In this study, we report the potential of TiO2/Ti3C2 composite fabricated by oxidation of MXene for degradation of persistent organic pollutants. The effect of the synthesis conditions (time, temperature, and reaction environment) on the morphology, physicochemical properties, and photocatalytic activity was investigated. It was found that acetaminophen degradation was positively correlated with TiO2 content in the composite structure. Furthermore, the findings confirmed that the synthesis reaction environment strongly influenced the obtained materials photocatalytic activity.
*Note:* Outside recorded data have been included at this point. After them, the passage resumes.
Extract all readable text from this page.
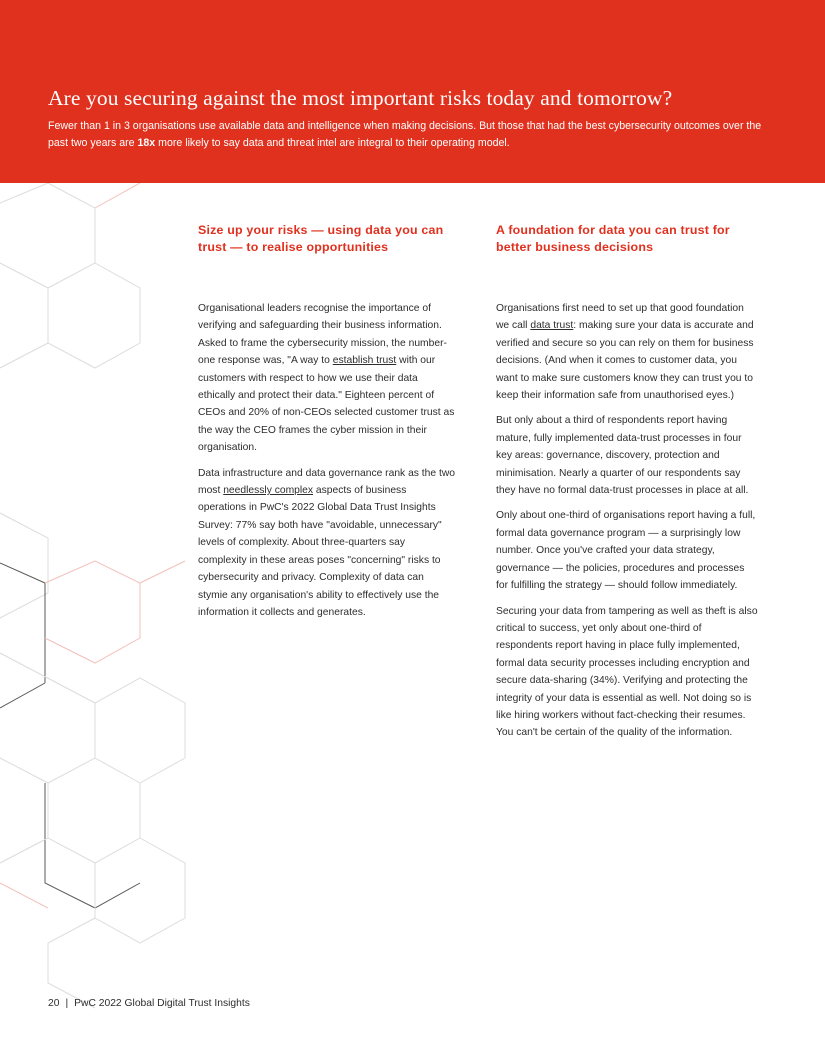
Are you securing against the most important risks today and tomorrow?

Fewer than 1 in 3 organisations use available data and intelligence when making decisions. But those that had the best cybersecurity outcomes over the past two years are 18x more likely to say data and threat intel are integral to their operating model.

Size up your risks — using data you can trust — to realise opportunities

Organisational leaders recognise the importance of verifying and safeguarding their business information. Asked to frame the cybersecurity mission, the number-one response was, "A way to establish trust with our customers with respect to how we use their data ethically and protect their data." Eighteen percent of CEOs and 20% of non-CEOs selected customer trust as the way the CEO frames the cyber mission in their organisation.

Data infrastructure and data governance rank as the two most needlessly complex aspects of business operations in PwC's 2022 Global Data Trust Insights Survey: 77% say both have "avoidable, unnecessary" levels of complexity. About three-quarters say complexity in these areas poses "concerning" risks to cybersecurity and privacy. Complexity of data can stymie any organisation's ability to effectively use the information it collects and generates.

A foundation for data you can trust for better business decisions

Organisations first need to set up that good foundation we call data trust: making sure your data is accurate and verified and secure so you can rely on them for business decisions. (And when it comes to customer data, you want to make sure customers know they can trust you to keep their information safe from unauthorised eyes.)

But only about a third of respondents report having mature, fully implemented data-trust processes in four key areas: governance, discovery, protection and minimisation. Nearly a quarter of our respondents say they have no formal data-trust processes in place at all.

Only about one-third of organisations report having a full, formal data governance program — a surprisingly low number. Once you've crafted your data strategy, governance — the policies, procedures and processes for fulfilling the strategy — should follow immediately.

Securing your data from tampering as well as theft is also critical to success, yet only about one-third of respondents report having in place fully implemented, formal data security processes including encryption and secure data-sharing (34%). Verifying and protecting the integrity of your data is essential as well. Not doing so is like hiring workers without fact-checking their resumes. You can't be certain of the quality of the information.

20 | PwC 2022 Global Digital Trust Insights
The TiO2/Ti3C2 composite obtained by solvothermal route in the presence of hydrochloric acid and ammonium fluoride exhibited the highest efficiency towards acetaminophen degradation than other composite materials, for which ACT removal reached 92 % within 60 min of irradiation under simulated solar light. The improved photocatalytic performance can be attributed to the presence of anatase-rutile polymorphs exposing highly active { 0 0 1} and { 1 0 1} facets coupled with MXene. Superoxide anion radicals and hydroxyl radicals played a major role in ACT degradation. Moreover, 3-hydroxyacetaminophen was detected as the first intermediate of ACT degradation, leading quickly to aromatic ring opening and production of aliphatic acids. Overall, this work provides an effective strategy for designing novel and efficient MXene-based photocatalysts for the degradation of emerging contaminants in water systems.